Just so u know, findOneByTitle
actually already exists on the PostRepository
, so even without writing the PostRepository findOneByTitle
function, it would work.
But, let’s say you only want to show the active ones?
public function findOneByTitle(string $title)
{
return $this->createQueryBuilder('p')
->where('p.title = :title')
->andWhere('p.active = 1')
->getQuery()
->getOneOrNullResult();
}
Common use-cases
Get last 10 active posts by category.
The post entity has a title, status, and category as properties.
public function getLastActivePosts(Category $category, $limit = 10)
{
return $this->createQueryBuilder('p')
->where('p.active = 1')
->andWhere('p.category = :category')
->setParameter('category', $category')
->orderBy('p.id', 'DESC')
->setMaxResults($limit)
->getQuery()
->getResult();
}
Inner join another table (entity)
What if you only have the title of the category? Inner join to the rescue!

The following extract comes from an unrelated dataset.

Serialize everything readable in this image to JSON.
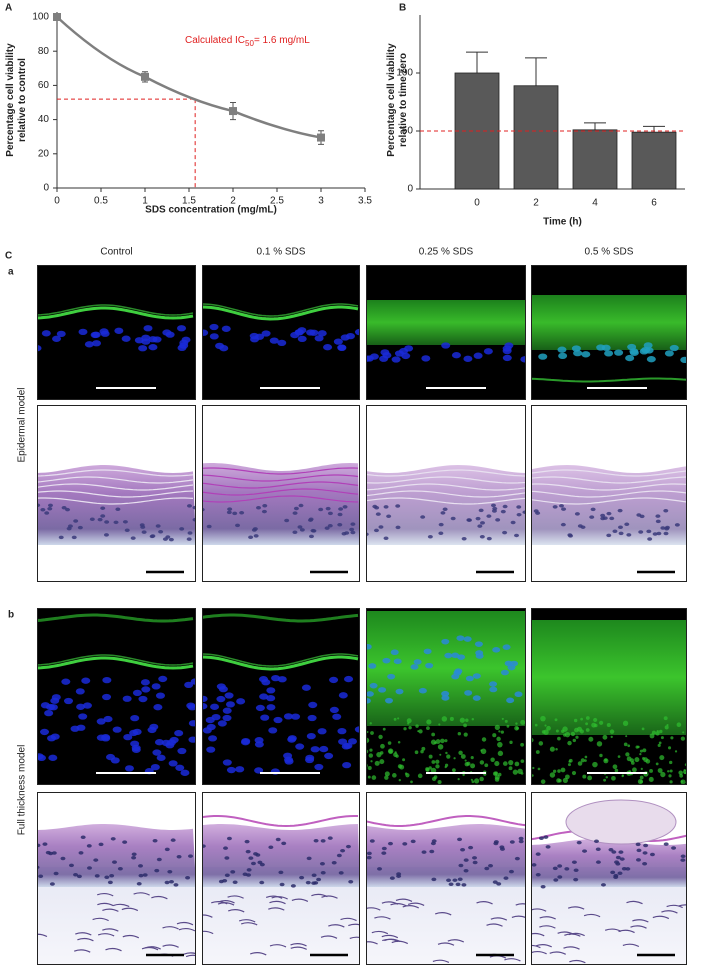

public function getLastActivePosts(string $categoryTitle, $limit = 10)
{
return $this->createQueryBuilder('p')
->where('p.active = 1')
->innerJoin('p.category', 'c')
->andWhere('c.title' = :categoryTitle')
->setParameter('categoryTitle', $categoryTitle)
->orderBy('p.id', 'DESC')
->setMaxResults($limit)
->getQuery()
->getResult();
}
Relations
Relations can also be set through annotations, let’s take that same post entity as an example.
class Post
{
/**
* @ORM\ManyToOne(targetEntity="Category", inversedBy="posts")
*/
private $category;
}
On the Category side
class Category
{
/**
* @ORM\OneToMany(targetEntity="Post", mappedBy="category")
*/
private $posts;
public function __construct()
{
$this->posts = new ArrayCollection();
}
}
Well, that’s it! A category can now be mapped to multiple posts and every post can have a single category. This makes inner joins possible as described above or even:
$post->getCategory();
// and
$category->getPosts();
Both of these will work if those methods exist on the entity, or the properties are public.
Insert and update
You probably noticed you didn’t write any queries yet, that’s because Doctrine is doing all the hard lifting for you.
Same goes for inserting and updating, you’re not working with the database but with your entities.
To create a new Post do the following:
$post = new Post();
$post->title = 'My first post';
$post->active = false;
$this->getDoctrine()->getManager()->persist($post); // this will tell Doctrine a Entity has been made.
$this->getDoctrine()->getManager()->flush(); // This will flush/insert everything too the database.
Now ok, this is fine and will work. Once you get the hang of all of this I suggest researching the command bus.
Let’s update the status, so we see the post in the last posts. To update a Post do the following:
$post = $postRepository->find(1);
$post->active = true;
$this->getDoctrine()->getManager()->flush();
Notice that persisting the object is not needed while updating, this is because Doctrine is already aware of the entity.
Lifecycle events
Last but not least, lifecycle events.
Lifecycle events are trigger on prePersist
, postPersist
, preUpdate
, postUpdate
and preFlush
.
These can be easily used to set createdAt
and updateAt
timestamps like this:
/**
* @ORM\HasLifecycleEvents()
*/
class Post {
...
/**
* @ORM\PrePersist()
*/
public function setCreatedAt()
{
$this->createdAt = $this-updatedAt = new DateTime();
}
/**
* @ORM\PreUpdate()
*/
public function setUpdatedAt()
{
$this->updatedAt = new DateTime();
}
This can also be used for file uploading.
Every single time the Post entity gets persisted, the setCreatedAt
function will be triggered, also the setUpdatedAt
method will be triggered on preUpdate
.
So no need to worry about updating these dates, as we tend to forget that as developers.